Межсезонье | страница 88



Впрочем, как всегда. Из Барселоны в Мадрид мы переезжали ночным автобусом – он оказался неожиданно уютным, с теплыми пледами, которыми можно было обернуть ноги. За окнами плыли голубые дымчатые горы, высеченные в скалах кладбища с узкими надгробиями и вечерние города. Солнце только-только превратило дома из теней в плоские еще детские рисунки, чтобы с каждым часом придавать им объема, – а мы уже приехали. Мадрид был другим – каменным, не мрачным, как барселонский Барри Готик, а просто узкостенным, рыцарским, инквизиторским и одновременно светлым. И пустым – в этот час на улицах не было никого, будто город заколдовали, будто он спал уже сто лет и не собирался просыпаться. В тот час, когда у нас уже спешат на работу, метут улицы дворники, Мадрид спал. Только мы – с рюкзаками, в шортах, по-туристски растерянные – стояли у Марибланки, в городе Вечерней звезды, а вовсе не утренней, появившись тут совсем некстати, своим появлением нарушив какой-то тайный, известный всем, кроме нас, код, нарушив хрупкое природное равновесие.

В тот момент, когда откуда-то с улицы, уходящей горкой вниз, постепенно вырастая в чуть зябком утреннем воздухе, появились сначала коротко остриженные головы, потом плечи, крепкие руки, мускулистые ноги в спортивных ботинках, – именно в тот момент она вдруг отделилась от меня, и нас стало двое. Будто двойная суровая нитка, когда завязываешь узел, вдруг знаком бесконечности расходится на две, перестает быть удобной и равномерной. Мне казалось, я почувствовала ее страх – где-то ледяным булыжником внизу живота – и поняла, что тоже боюсь, и что боюсь я не просто так. Нас было теперь на самом деле двое – но все равно она была тут, как будто только для того, чтобы помочь мне понять, что я чувствую на самом деле, быть моим зеркалом, она никак не хотела быть отдельным человеком, который что-то решает, думает, ведет, она хотела быть ведомой. Пошли быстрее, сказала я ей – вдруг нам просто показалось. Она кивнула, и видно было, что это страх отделил ее от меня, он был другой какой-то, ее страх. А какой именно – я понять не могла.

Мы шли быстрее – и они тоже убыстрили шаг.
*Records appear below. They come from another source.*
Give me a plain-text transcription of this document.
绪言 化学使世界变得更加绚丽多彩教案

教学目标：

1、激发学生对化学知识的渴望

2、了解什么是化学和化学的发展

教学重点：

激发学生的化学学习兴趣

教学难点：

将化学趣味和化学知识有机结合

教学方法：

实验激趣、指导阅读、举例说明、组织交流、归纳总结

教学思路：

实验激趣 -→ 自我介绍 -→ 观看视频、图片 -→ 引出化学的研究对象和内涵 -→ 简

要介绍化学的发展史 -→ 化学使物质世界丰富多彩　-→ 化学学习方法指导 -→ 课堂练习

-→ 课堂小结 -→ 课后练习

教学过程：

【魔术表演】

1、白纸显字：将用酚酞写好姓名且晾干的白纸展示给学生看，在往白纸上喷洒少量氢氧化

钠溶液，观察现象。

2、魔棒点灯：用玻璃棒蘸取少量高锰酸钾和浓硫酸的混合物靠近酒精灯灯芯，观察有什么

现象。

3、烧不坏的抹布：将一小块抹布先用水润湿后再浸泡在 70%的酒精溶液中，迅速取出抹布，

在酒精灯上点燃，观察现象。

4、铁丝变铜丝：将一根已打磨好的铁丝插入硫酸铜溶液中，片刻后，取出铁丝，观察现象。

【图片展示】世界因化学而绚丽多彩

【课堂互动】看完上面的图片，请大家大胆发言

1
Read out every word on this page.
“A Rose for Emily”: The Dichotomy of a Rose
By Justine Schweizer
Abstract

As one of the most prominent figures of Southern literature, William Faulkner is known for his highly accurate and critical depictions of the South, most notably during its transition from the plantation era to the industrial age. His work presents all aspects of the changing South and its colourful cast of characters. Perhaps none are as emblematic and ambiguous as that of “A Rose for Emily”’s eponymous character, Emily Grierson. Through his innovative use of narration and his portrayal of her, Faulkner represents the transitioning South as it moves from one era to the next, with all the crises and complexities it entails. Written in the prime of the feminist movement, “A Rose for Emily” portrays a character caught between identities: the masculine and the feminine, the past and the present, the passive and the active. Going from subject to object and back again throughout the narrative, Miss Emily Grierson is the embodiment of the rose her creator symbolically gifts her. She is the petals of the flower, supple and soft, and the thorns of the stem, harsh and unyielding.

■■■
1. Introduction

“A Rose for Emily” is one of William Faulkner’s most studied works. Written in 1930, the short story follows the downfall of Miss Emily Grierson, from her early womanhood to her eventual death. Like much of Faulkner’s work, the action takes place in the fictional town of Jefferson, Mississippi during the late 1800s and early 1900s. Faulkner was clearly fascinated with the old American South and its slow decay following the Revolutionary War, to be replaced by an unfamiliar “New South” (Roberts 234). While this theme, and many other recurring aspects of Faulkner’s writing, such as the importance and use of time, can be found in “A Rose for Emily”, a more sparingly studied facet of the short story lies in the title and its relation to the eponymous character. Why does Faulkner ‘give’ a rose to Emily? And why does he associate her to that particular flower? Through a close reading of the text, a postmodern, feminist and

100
Только мы и они на пустынной мадридской улице. Казалось, страх стал липкой взвесью расползаться в утреннем холоде, и они его почувствовали – если дать страху волю, он станет странным, темным афродизиаком, притягивающим тех, кто им питается. Быстрее – они тоже меряют сильными ногами мостовую, будто повторяя за нами движения нового танца. Бежим, сказала я. Она посмотрела на меня так, словно окунулась в мое лицо – не близнец, а просто человек рядом, который боится, как я, но все же другой.